Adital: Do you think that the movement is already being better understood by society after so many years of work? Gilmar Mauro: There is still a lack of understanding. But this is part of the Brazilian historic political culture. If you look at the bourgeoisie, in Brazil's 500 years, it has never let go of bourgeois radicalism and has never allowed access, not even to the petty bourgeois. It builds an upper class unity. The bourgeoisie has a grudge against the people, and this is expressed in the social means of communications. The MST will be twenty years old next year, and its survival for this twenty years is in itself a great victory and is part of this cultural change that we are helping to build in Brazil.
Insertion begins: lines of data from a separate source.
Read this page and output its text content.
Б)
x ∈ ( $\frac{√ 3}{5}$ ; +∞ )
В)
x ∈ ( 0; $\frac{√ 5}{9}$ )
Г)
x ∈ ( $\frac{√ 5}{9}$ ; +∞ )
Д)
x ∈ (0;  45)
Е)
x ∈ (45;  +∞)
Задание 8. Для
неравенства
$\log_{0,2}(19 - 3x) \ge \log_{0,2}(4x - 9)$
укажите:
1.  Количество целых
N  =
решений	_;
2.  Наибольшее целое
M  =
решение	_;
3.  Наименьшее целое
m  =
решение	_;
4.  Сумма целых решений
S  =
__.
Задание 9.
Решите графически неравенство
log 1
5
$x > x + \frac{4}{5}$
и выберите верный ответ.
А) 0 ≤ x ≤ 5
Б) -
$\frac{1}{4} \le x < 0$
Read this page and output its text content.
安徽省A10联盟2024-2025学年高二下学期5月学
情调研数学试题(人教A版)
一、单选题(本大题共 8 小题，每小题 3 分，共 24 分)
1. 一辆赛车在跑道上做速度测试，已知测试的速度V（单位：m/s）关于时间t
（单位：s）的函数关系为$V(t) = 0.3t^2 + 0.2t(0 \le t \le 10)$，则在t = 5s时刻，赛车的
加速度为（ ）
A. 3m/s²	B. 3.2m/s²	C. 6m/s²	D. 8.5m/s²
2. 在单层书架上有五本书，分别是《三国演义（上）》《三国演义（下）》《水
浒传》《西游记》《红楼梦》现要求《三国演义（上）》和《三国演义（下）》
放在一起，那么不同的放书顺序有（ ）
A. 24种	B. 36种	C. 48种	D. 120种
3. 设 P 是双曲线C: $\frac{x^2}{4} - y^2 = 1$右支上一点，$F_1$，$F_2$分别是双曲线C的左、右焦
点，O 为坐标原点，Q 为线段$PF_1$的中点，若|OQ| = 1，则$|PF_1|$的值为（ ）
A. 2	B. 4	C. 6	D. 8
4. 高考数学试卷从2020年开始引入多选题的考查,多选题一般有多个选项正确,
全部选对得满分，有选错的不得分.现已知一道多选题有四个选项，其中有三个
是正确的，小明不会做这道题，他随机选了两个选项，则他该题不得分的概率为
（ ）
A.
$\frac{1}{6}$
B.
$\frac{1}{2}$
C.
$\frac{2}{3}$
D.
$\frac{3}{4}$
Adital: In the same way that the MST is organizing, the land owners are also seen to be organizing, through various mechanisms, including with collusion of the government. How is this relationship? Gilmar Mauro: The land owners have always been organized and have always run things in this country. Either through the government, through brute force or through the legal system. What must be said is that for the first time we are managing, through a President who is allied to Agrarian Reform, to have a turn and a voice in this country. The landowners will continue to fight us and we will continue organizing people and we believe that we are the majority of the people and one day we will win.